As with all techbro disruption, you have to follow the money to understand this. At first glance you might think that Grubhub's customers are the hungry people ordering food. But Grubhub's actual income is the money that they claw back from the restaurants as subscription fees and a vig on every order, which means that their actual customers are the restaurants. And they will put the screws to each of those restaurants harder and harder, until they die off and another one is slotted in to replace them. They can do this because these days the restaurants have no other choice. This is a canonical example of the oft-misapplied term "Enshittification".
And the galaxy-brain version of "who are the customers?" is "the investors". It doesn't matter if Grubhub becomes so useless that it collapses entirely, so long as the VCs and C-suite get an IPO or private equity buyout just before that happens. Their victory condition is a mob bust-out, rather than a sustainable, long-term business.
Oh yeah! Speaking of Travis Kalanick's ratfucking of the restaurant industry,
Date: Wed, 8 Oct 2025 14:11:26 -0500
From: ██████@cloudkitchens.com
Subject: Request to Discuss New Market Opportunity
DNA Pizza Team,
Thanks in advance for your time and attention.

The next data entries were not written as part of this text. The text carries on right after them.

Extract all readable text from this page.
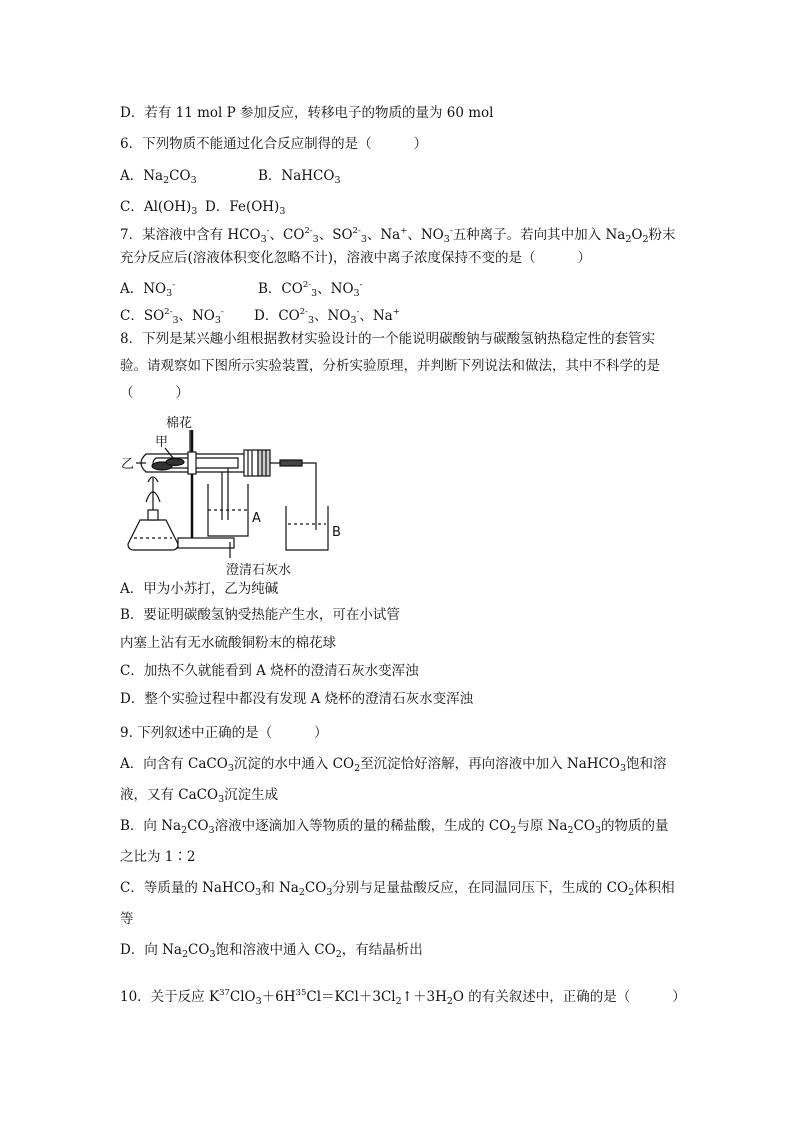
D．若有 11 mol P 参加反应，转移电子的物质的量为 60 mol
6．下列物质不能通过化合反应制得的是（	）
A．$Na_2CO_3$	B．NaHCO$_3$
C．$Al(OH)_3$ D．$Fe(OH)_3$
7．某溶液中含有 $HCO_3^-$、$CO^{2-}_3$、$SO^{2-}_3$、Na+、$NO_3^-$五种离子。若向其中加入 $Na_2O_2$粉末
充分反应后(溶液体积变化忽略不计)，溶液中离子浓度保持不变的是（	）
A．$NO_3^-$	B．$CO^{2-}_3$、$NO_3^-$
C．$SO^{2-}_3$、$NO_3^-$ D．$CO^{2-}_3$、$NO_3^-$、Na+
8．下列是某兴趣小组根据教材实验设计的一个能说明碳酸钠与碳酸氢钠热稳定性的套管实
验。请观察如下图所示实验装置，分析实验原理，并判断下列说法和做法，其中不科学的是
（	）
棉花
甲
乙
A
B
澄清石灰水
A．甲为小苏打，乙为纯碱
B．要证明碳酸氢钠受热能产生水，可在小试管
内塞上沾有无水硫酸铜粉末的棉花球
C．加热不久就能看到 A 烧杯的澄清石灰水变浑浊
D．整个实验过程中都没有发现 A 烧杯的澄清石灰水变浑浊
9. 下列叙述中正确的是（	）
A．向含有 CaCO$_3$沉淀的水中通入 $CO_2$至沉淀恰好溶解，再向溶液中加入 NaHCO$_3$饱和溶
液，又有 CaCO$_3$沉淀生成
B．向 $Na_2CO_3$溶液中逐滴加入等物质的量的稀盐酸，生成的 $CO_2$与原 $Na_2CO_3$的物质的量
之比为 1∶2
C．等质量的 NaHCO$_3$和 $Na_2CO_3$分别与足量盐酸反应，在同温同压下，生成的 $CO_2$体积相
等
D．向 $Na_2CO_3$饱和溶液中通入 $CO_2$，有结晶析出
10．关于反应 $K^{37}ClO_3+6H^{35}Cl=KCl+3Cl_2↑+3H_2O$ 的有关叙述中，正确的是（	）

I'd like to connect and talk with you about a possible partnership with one of our food halls in the Bay Area. Have you considered expanding your reach to other markets? I'm not sure if what we offer would work for you, however, It wouldn't hurt to hear me out, take a tour, and see what options we can offer.
What are your thoughts?
Keep up the good cooking,
I did not hold back:
Date: Wed, 8 Oct 2025 12:28:34 -0700
From: jwz@dnalounge.com
To: ██████@cloudkitchens.com
Subject: Re: Request to Discuss New Market Opportunity
You have got a lot of nerve. Your company single-handedly destroyed the Bay Area restaurant industry and you still have the gall to come sniffing around the corpse. Fuck you and the horse you rode in on, you absolute parasites.
BTW, have your Saudi owners murdered any journalists lately?
What I did not expect... was a reply!
Date: Mon, 27 Oct 2025 14:56:13 -0700
From: ██████@cloudkitchens.com
To: Jamie Zawinski <jwz@dnalounge.com>
Subject: Re: Request to Discuss New Market Opportunity
Hello Jamie,
Thanks for your patience with me getting back to you.
It's unfortunate you feel this way towards CloudKitchens and what the company is attempting to accomplish for restaurant owners and operators in the industry. However, I appreciate your candor. I'll be sure to relay your message to the proper channels.
In summary, running a small business is a land of contrasts. Please buy our pizza, it's actually really good.